Assuming the protesters are true to their word and will remain until Harvard divests, everything admin does plays directly into their hands. According to their demands, achieving peaceful dispersal sans divestment is impossible.

Finally, although it’s clearly the smart thing to do from the position of the protesters, the irony of deliberately breaking the rules while accusing the University of suppression isn’t lost on me.

—Isaac Mansell ’26, Crimson Editorial editor

Harvard Yard has taken on a new look, and I think it’s beautiful.

Like many other campuses nationwide and internationally, our “Liberated Zone” was born out of a broader movement for disclosure, divestment, and solidarity at large. I am proud that so many students have peacefully defended their convictions and am touched to see the community of support that has bloomed among friends, fellow students, and faculty in response to this prolonged protest.

—Julia S. Dan ’26, Associate Editorial editor

Before the encampment, there was quiet.

After the administration closed the gates, the customary bustle of bright-eyed tourists vanished. In its place, an eerie stillness descended upon the yard, thick with anticipation. We all knew what was coming — it was simply a question of when.

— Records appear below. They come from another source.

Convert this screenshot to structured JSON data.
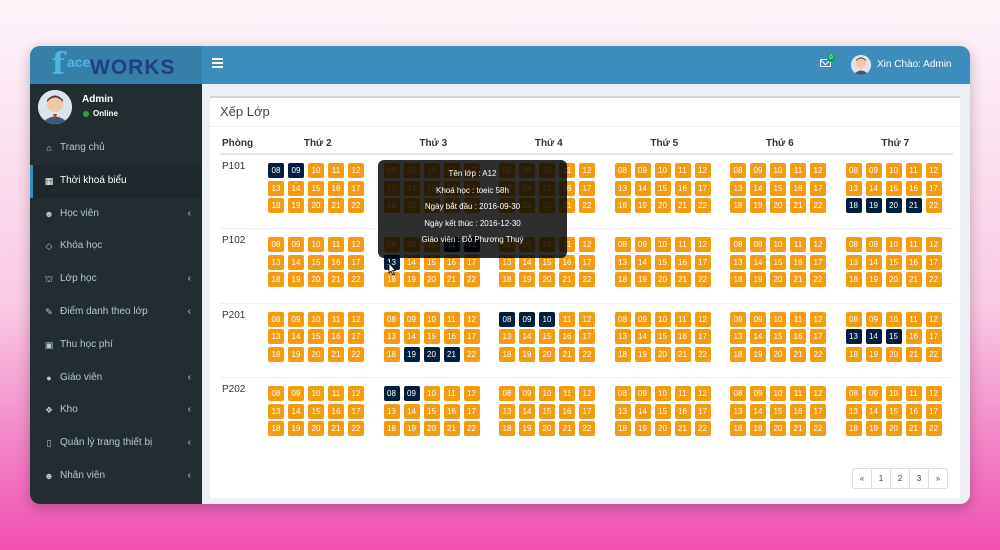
{
  "logo": {
    "f": "f",
    "ace": "ace",
    "works": "WORKS"
  },
  "header": {
    "mail_badge": "0",
    "greeting": "Xin Chào: Admin"
  },
  "user": {
    "name": "Admin",
    "status": "Online"
  },
  "menu": [
    {
      "label": "Trang chủ",
      "icon": "home-icon",
      "glyph": "⌂",
      "chevron": false,
      "active": false
    },
    {
      "label": "Thời khoá biểu",
      "icon": "calendar-icon",
      "glyph": "▦",
      "chevron": false,
      "active": true
    },
    {
      "label": "Học viên",
      "icon": "users-icon",
      "glyph": "☻",
      "chevron": true,
      "active": false
    },
    {
      "label": "Khóa học",
      "icon": "diamond-icon",
      "glyph": "◇",
      "chevron": false,
      "active": false
    },
    {
      "label": "Lớp học",
      "icon": "bank-icon",
      "glyph": "⛫",
      "chevron": true,
      "active": false
    },
    {
      "label": "Điểm danh theo lớp",
      "icon": "edit-icon",
      "glyph": "✎",
      "chevron": true,
      "active": false
    },
    {
      "label": "Thu học phí",
      "icon": "money-icon",
      "glyph": "▣",
      "chevron": false,
      "active": false
    },
    {
      "label": "Giáo viên",
      "icon": "user-icon",
      "glyph": "●",
      "chevron": true,
      "active": false
    },
    {
      "label": "Kho",
      "icon": "cubes-icon",
      "glyph": "❖",
      "chevron": true,
      "active": false
    },
    {
      "label": "Quản lý trang thiết bị",
      "icon": "tablet-icon",
      "glyph": "▯",
      "chevron": true,
      "active": false
    },
    {
      "label": "Nhân viên",
      "icon": "users-group-icon",
      "glyph": "☻",
      "chevron": true,
      "active": false
    }
  ],
  "page_title": "Xếp Lớp",
  "schedule": {
    "room_header": "Phòng",
    "days": [
      "Thứ 2",
      "Thứ 3",
      "Thứ 4",
      "Thứ 5",
      "Thứ 6",
      "Thứ 7"
    ],
    "slots": [
      "08",
      "09",
      "10",
      "11",
      "12",
      "13",
      "14",
      "15",
      "16",
      "17",
      "18",
      "19",
      "20",
      "21",
      "22"
    ],
    "rooms": [
      {
        "name": "P101",
        "booked": [
          [
            "08",
            "09"
          ],
          [],
          [],
          [],
          [],
          [
            "18",
            "19",
            "20",
            "21"
          ]
        ]
      },
      {
        "name": "P102",
        "booked": [
          [],
          [
            "11",
            "12",
            "13"
          ],
          [],
          [],
          [],
          []
        ]
      },
      {
        "name": "P201",
        "booked": [
          [],
          [
            "19",
            "20",
            "21"
          ],
          [
            "08",
            "09",
            "10"
          ],
          [],
          [],
          [
            "13",
            "14",
            "15"
          ]
        ]
      },
      {
        "name": "P202",
        "booked": [
          [],
          [
            "08",
            "09"
          ],
          [],
          [],
          [],
          []
        ]
      }
    ]
  },
  "tooltip": {
    "lines": [
      "Tên lớp : A12",
      "Khoá học : toeic 58h",
      "Ngày bắt đầu : 2016-09-30",
      "Ngày kết thúc : 2016-12-30",
      "Giáo viên : Đỗ Phương Thuý"
    ]
  },
  "pagination": {
    "items": [
      "«",
      "1",
      "2",
      "3",
      "»"
    ]
  },
  "colors": {
    "slot_free": "#f39c12",
    "slot_booked": "#001f3f",
    "header": "#3c8dbc",
    "sidebar": "#222d32"
  }
}
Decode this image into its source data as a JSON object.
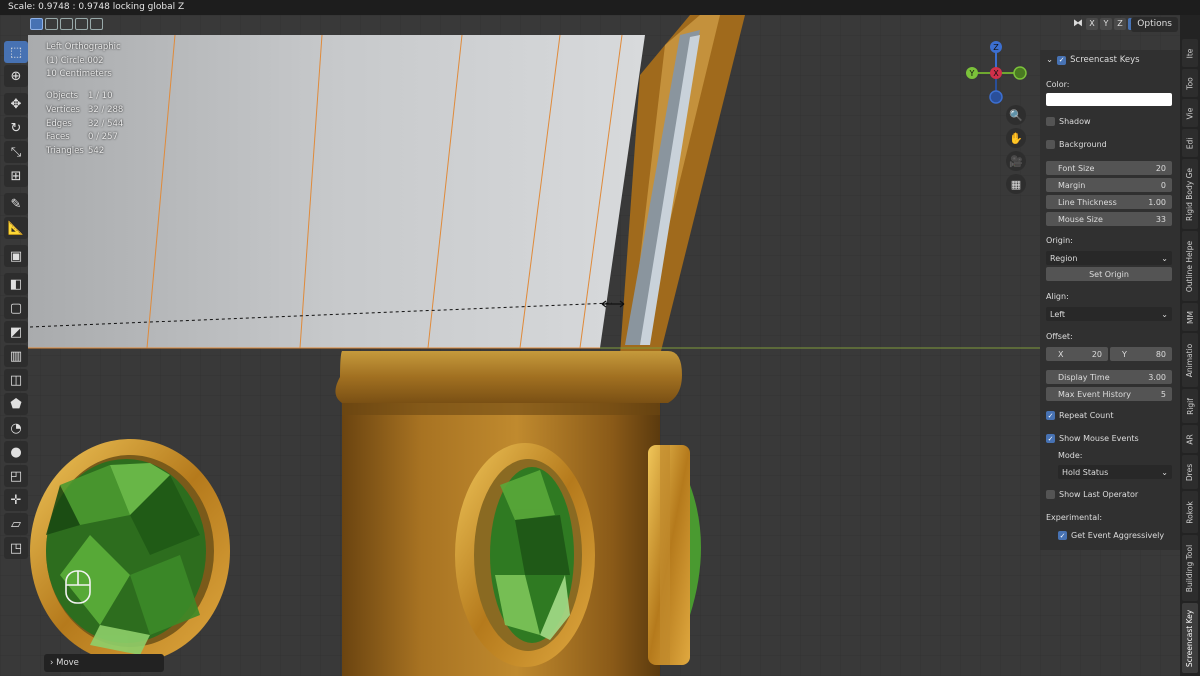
{
  "status_bar": {
    "text": "Scale: 0.9748 : 0.9748 locking global Z"
  },
  "header": {
    "axis_buttons": [
      "X",
      "Y",
      "Z"
    ],
    "options_label": "Options"
  },
  "overlay": {
    "view_name": "Left Orthographic",
    "object_name": "(1) Circle.002",
    "scale_text": "10 Centimeters",
    "stats": [
      {
        "key": "Objects",
        "value": "1 / 10"
      },
      {
        "key": "Vertices",
        "value": "32 / 288"
      },
      {
        "key": "Edges",
        "value": "32 / 544"
      },
      {
        "key": "Faces",
        "value": "0 / 257"
      },
      {
        "key": "Triangles",
        "value": "542"
      }
    ]
  },
  "last_operator": {
    "label": "Move"
  },
  "sidebar": {
    "panel_title": "Screencast Keys",
    "color_label": "Color:",
    "shadow_label": "Shadow",
    "background_label": "Background",
    "font_size": {
      "label": "Font Size",
      "value": "20"
    },
    "margin": {
      "label": "Margin",
      "value": "0"
    },
    "line_thickness": {
      "label": "Line Thickness",
      "value": "1.00"
    },
    "mouse_size": {
      "label": "Mouse Size",
      "value": "33"
    },
    "origin_label": "Origin:",
    "origin_value": "Region",
    "set_origin_label": "Set Origin",
    "align_label": "Align:",
    "align_value": "Left",
    "offset_label": "Offset:",
    "offset_x": {
      "label": "X",
      "value": "20"
    },
    "offset_y": {
      "label": "Y",
      "value": "80"
    },
    "display_time": {
      "label": "Display Time",
      "value": "3.00"
    },
    "max_event_history": {
      "label": "Max Event History",
      "value": "5"
    },
    "repeat_count_label": "Repeat Count",
    "show_mouse_events_label": "Show Mouse Events",
    "mode_label": "Mode:",
    "mode_value": "Hold Status",
    "show_last_operator_label": "Show Last Operator",
    "experimental_label": "Experimental:",
    "get_event_aggressively_label": "Get Event Aggressively",
    "colors": {
      "panel_bg": "#303030",
      "field": "#545454",
      "accent": "#4772b3"
    }
  },
  "tabs": [
    "Ite",
    "Too",
    "Vie",
    "Edi",
    "Rigid Body Ge",
    "Outline Helpe",
    "MM",
    "Animatio",
    "Rigif",
    "AR",
    "Dres",
    "Rokok",
    "Building Tool",
    "Screencast Key"
  ],
  "gizmo": {
    "axes": [
      "Z",
      "Y",
      "X"
    ]
  },
  "colors": {
    "viewport_bg": "#393939",
    "gold": "#b8862a",
    "emerald": "#3e8a2a",
    "selected_edge": "#e08a3a"
  }
}
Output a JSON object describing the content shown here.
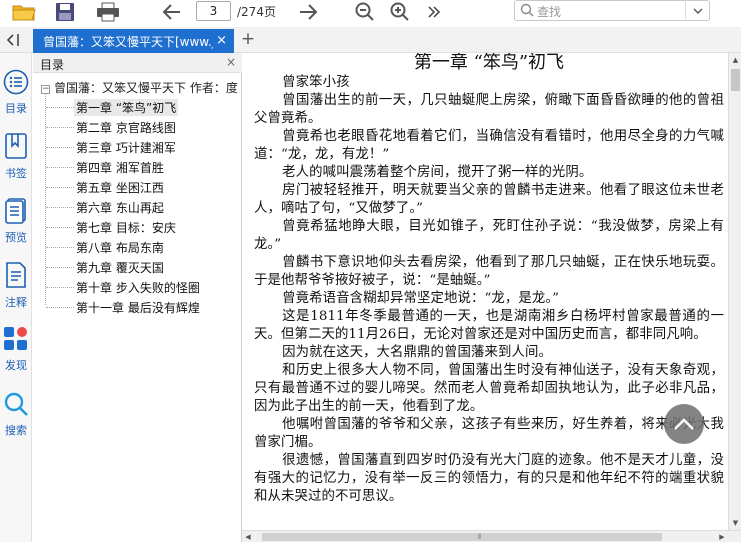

It arrived in a flash, students streaking towards the lawn and tents popping up with unimaginable speed. (I’ve been camping all my life, and I’ve never seen anything like it.)

The Yard has been occupied, filled with the sounds of impassioned chanting, vibrant dancing, and murmured prayer. Up they drift, away from the encampment and through the open window of my nearby dorm. And still, when the sun sets and the demonstrators settle down for another long night, there is quiet once more.

Harvard can hear its students speaking. But to really listen, we must engage meaningfully and critically with what they have to say.

—E. Matteo Diaz ’27, Crimson Editorial editor

Over the last few days, I’ve understood what power and resistance truly mean. The resilience of the encampment’s peaceful protesting has soothed my fears of escalating violence and showed the world that change comes in many forms. In all honesty, I’m grateful that the Yard has been closed off, as there is now a clear barrier between those peacefully protesting and those who might wish to incite violence on our campus.

My fears built in the days leading up to the protest, when a hushed silence had befallen the campus after the Harvard Undergraduate Palestine Solidarity Committee’s suspension. If there was a mass protest, would Harvard University Police Department respond as violently as the New York Police Department did at Columbia University? Would I know some among the arrested?

Although some of these questions remain unanswered, one thing has been made strikingly clear: We are witnessing history, and the actions you take today will be the stories you tell your children tomorrow.